Buckner's supposed blackout could have been the loss of consciousness at the time of the incident, the path Bucker said his brain took, or a later loss of memory of the event because of head trauma or the excessive use of drugs or alcohol.
"You have to make the distinction between memory and awareness," Dinwiddie said. "The more complex the behavior, the more it looks like it's goal directed, the less plausible any argument that there was no awareness at the time is going to be."
Rogers-Buckner obtained an emergency protection-from-abuse order four days before the shooting, prohibiting Buckner from having contact with her or entering their home. Buckner claimed he was not aware of the protection-from-abuse order when he entered the home, saying Rogers-Buckner invited him over to see their 9-year-old son.
Buckner said he entered the home through a back door and, before seeing his son, grabbed his .357 Magnum from a shelf behind a washing machine. He claimed he had heard investigators had obtained a search warrant for the home.
Buckner said he went to the refrigerator, pulled out leftover fried chicken, put it on a plate and into the microwave. As the food cooked, Buckner's son walked into the kitchen.
The boy smelled the chicken and wanted something to eat, Buckner said. Rogers-Buckner wanted the boy to go back to bed, Buckner said. The boy returned to bed and Buckner said he and his wife argued.
Then, he said, he blacked out. Buckner's stepdaughter testified last week that she heard her mother pleading for Buckner to stop after Buckner fired the first gunshot. The girl recalled running downstairs after the third shot and, from the edge of the kitchen, seeing Buckner standing over her mother in the adjacent living room.
"I think he's trying to put the pieces together," Fischbein, the defense psychiatrist, said. "Why it happened. How it happened.
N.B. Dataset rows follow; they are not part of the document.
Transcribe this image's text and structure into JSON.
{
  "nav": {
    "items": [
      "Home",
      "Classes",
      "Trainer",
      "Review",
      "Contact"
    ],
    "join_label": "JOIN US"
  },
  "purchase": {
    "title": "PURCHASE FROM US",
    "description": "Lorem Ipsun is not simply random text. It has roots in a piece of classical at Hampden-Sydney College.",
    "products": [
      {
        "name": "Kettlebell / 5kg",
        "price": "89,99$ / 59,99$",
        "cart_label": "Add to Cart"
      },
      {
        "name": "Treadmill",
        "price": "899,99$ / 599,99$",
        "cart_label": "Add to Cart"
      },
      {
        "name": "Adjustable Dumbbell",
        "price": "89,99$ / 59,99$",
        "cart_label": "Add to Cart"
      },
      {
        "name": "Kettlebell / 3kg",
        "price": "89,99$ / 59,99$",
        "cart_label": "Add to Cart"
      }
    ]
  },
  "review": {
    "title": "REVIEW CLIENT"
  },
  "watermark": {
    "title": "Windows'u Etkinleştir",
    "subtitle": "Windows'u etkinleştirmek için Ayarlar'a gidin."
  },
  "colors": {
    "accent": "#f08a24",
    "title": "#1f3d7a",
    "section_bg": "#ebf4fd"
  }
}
He takes responsibility for what happened, but he doesn't know how it happened."
Though, fried chicken is once again seen as the catalyst for a harrowing scene that is being replicated all across America, confirming that this most disconcerting drama is becoming an alarming trend across the nation thanks to a fowl delicacy.
In France recently, a Black defendant attempted to utilize the burgeoning Righteous Black Anger defense for the crimes of raping numerous white women.
Well, criminals in America will soon embrace The Blackout Defense to ensure their absolution, though some could claim a Blackout is already occurring regarding criminal reporting.
Sadly the color of crime is becoming more obvious by the day, but the efficacy of The Blackout Defense could make the new judges presiding over cases in America think twice before sentencing commences.